10 thoughts on “Designing Tiny Motors Right Into The Robot’s Circuit Board

  1. This reminds me of the direct-drive motors we used to find in floppydrives. Those were similar axial-flux motors, with triangular windings and a PCB as part of the stator, but there were windings of regular magnet wire glued onto that PCB.

    Low back-EMF means a low torque constant (since those are the same thing). 220mA into 19 ohms gives ~4.2V, leaving only 0.8V out of the 5V supplied for the back-EMF and inductance. I’m guessing the inductance to flux coupling ratio is also pretty bad.

    Making motors this was is obviously possible, but I’m guessing making a half decent motor this way isn’t. The copper fill factor of a PCB is pretty low, especially if you want to make it small, considering the track spacing is more or less constant and independent of the width of the track. You can use thick copper, but that generally requires greater spacing of the tracks, but not by much. The total PCB thickness, which is a large part of the total air gap that you’re trying to minimize.

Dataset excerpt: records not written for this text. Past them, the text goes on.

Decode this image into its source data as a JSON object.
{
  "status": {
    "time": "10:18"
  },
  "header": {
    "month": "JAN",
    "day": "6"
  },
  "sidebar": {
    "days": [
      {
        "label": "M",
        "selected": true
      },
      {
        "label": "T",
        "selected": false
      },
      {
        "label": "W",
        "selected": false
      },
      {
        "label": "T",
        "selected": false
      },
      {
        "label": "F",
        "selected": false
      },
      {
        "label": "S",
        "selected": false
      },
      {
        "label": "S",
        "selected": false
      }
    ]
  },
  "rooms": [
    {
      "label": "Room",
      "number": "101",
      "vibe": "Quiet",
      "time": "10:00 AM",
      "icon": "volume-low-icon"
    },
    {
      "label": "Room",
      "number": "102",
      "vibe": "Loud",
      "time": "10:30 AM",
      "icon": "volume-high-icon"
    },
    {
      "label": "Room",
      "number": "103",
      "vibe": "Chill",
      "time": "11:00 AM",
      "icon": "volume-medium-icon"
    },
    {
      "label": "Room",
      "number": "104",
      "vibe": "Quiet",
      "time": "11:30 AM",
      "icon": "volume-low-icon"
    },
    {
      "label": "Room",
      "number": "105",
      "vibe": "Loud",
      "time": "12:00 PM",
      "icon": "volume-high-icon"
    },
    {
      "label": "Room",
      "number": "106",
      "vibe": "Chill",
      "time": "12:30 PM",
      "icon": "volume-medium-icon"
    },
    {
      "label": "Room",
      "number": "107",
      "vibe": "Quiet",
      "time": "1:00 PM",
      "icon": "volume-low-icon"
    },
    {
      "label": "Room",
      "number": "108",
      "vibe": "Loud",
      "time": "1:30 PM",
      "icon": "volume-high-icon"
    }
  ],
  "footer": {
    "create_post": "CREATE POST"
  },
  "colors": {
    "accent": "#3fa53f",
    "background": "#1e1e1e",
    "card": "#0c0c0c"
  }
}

    Having magnets on both sides of the PCB, and steel rings (backiron) behind the magnets should help. Using more layers, wider tracks, thicker copper and stronger rare-earth magnets should all help. Still, I’d be surprised if it would ever supply any significant torque and be used for anything other that being an interesting display item.

  2. So, some other commercial company has prototyped an axial bldc pankake type with the hallback magnets array axially on front and back of the motor with the stator sandwiched in-between the outer rotors of magnets. The company was claiming 15kW from 8″ x 5″ motor easily. Will update my reply if I can find it in my history.

  3. Why use copper PCB?
    Coat FR4 in ferrious material and etch away. In fact, use multi layers and make lots of unique designs.
    Same with ceramic, that changes shape with voltage, and many other ideas.
    This design shows gross lack of understanding of physics.

    1. That’s harsh and hard to understand, isn’t it? He already uses multilayer PCBs. Also, why would you use “ferrous” windings? Is it about making the conductivity even worse or what is the purpose?

  4. Hi. What about plating Ag onto Cu as this would help high-frequency response a lot. Also taking a few ideas from ic manufacture a possible combination would be vanadium bro ze.